As the district court did, the Fourth Circuit passes on determining whether intermediate or strict scrutiny applies to this sort of regulation. However, the opinion notes that in either case, the government has the burden of proving that it actually tried other, narrower, methods to address the problem:
To prove that a content-neutral restriction on protected speech is narrowly tailored to serve a significant governmental interest, the government must, inter alia, present evidence showing that — before enacting the speech-restricting law — it “seriously undertook to address the problem with less intrusive tools readily available to it.” See McCullen, 573 U.S. at 494. In other words, the government is obliged to demonstrate that it actually tried or considered less speech-restrictive alternatives and that such alternatives were inadequate to serve the government’s interest.”
This is good. Too often, new regulation is just flung against whatever parade of horribles is currently occupying the community’s imagination. The Billups decision is a reminder that those making the laws must do much more when their laws impact speech.
And don’t sleep on the nod to empiricism. Besides taking speech impacts seriously and minimizing harms, the court emphasizes that regulators who want their rules to survive First Amendment scrutiny need to ground those rules in actual data.
Vocational Training is First Amendment-Protected Speech
In Pacific Coast Horseshoeing School, Inc. v. Kirchmeyer, the 9th Circuit found that a California law prohibiting people from enrolling in vocational training unless they possess certain educational credentials implicates speech rights.
This case nicely illustrates the limitations of state arguments that licensing simply goes to conduct, rather than speech. As the court notes, laws that regulate conduct nonetheless impact speech when the conduct in question consists of communicating a message.
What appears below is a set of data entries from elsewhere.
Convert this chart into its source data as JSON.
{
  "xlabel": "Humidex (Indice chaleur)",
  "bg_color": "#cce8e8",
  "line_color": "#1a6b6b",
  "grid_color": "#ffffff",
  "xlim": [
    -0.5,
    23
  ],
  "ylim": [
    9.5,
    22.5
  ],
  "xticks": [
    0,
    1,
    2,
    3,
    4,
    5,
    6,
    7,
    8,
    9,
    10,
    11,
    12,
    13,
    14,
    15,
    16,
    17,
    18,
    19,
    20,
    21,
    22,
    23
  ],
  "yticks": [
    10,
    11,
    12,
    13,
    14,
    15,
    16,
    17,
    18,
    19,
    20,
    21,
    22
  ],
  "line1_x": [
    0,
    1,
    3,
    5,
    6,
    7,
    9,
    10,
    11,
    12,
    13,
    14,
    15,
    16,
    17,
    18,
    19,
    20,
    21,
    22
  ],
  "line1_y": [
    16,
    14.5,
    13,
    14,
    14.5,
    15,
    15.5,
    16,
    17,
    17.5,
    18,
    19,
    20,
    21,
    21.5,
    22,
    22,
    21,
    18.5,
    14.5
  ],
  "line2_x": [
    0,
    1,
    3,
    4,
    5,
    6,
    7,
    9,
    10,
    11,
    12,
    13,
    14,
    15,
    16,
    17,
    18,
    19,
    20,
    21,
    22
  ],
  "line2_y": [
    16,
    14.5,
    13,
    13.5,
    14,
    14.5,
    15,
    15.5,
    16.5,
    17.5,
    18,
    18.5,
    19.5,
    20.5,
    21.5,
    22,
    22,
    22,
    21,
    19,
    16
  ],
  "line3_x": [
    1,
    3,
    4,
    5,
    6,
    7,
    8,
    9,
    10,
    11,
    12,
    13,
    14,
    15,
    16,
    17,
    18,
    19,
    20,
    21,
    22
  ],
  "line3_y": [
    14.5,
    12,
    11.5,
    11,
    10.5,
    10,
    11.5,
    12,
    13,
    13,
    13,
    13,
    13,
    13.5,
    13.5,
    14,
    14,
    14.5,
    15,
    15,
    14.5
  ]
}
And just like the conduct at question in Billups — leading tours — consists of communicating a message, so does the conduct of training people to become farriers.
A Win for Midwives in Georgia
The Pacific Legal Foundation (which, along with the Institute for Justice, is one of the leading lights in pushing back against overreaching licensing regulation) sued the Georgia Board of Nursing for threatening to fine midwives for . . . referring to themselves as “midwives.”
Note that these fines weren’t threatened for unlicensed midwives selling their services. Rather, the Board threatened fines against non-practicing midwives who, in the context of providing advice and perspective to the public, merely referred to themselves — accurately — as midwives.
The case did not result in a final appellate decision. Surely taking heed of the instructive lesson learned by the Engineering Board in Oregon when it tried a similar move, the Georgia Board of Nursing quickly folded up its tent. But in so doing, the Board signed a consent decree that prevents it from pursuing future cases or fines against non-practicing midwives. That should act as a semi-permanent barrier against future unconstitutional behavior by the Board.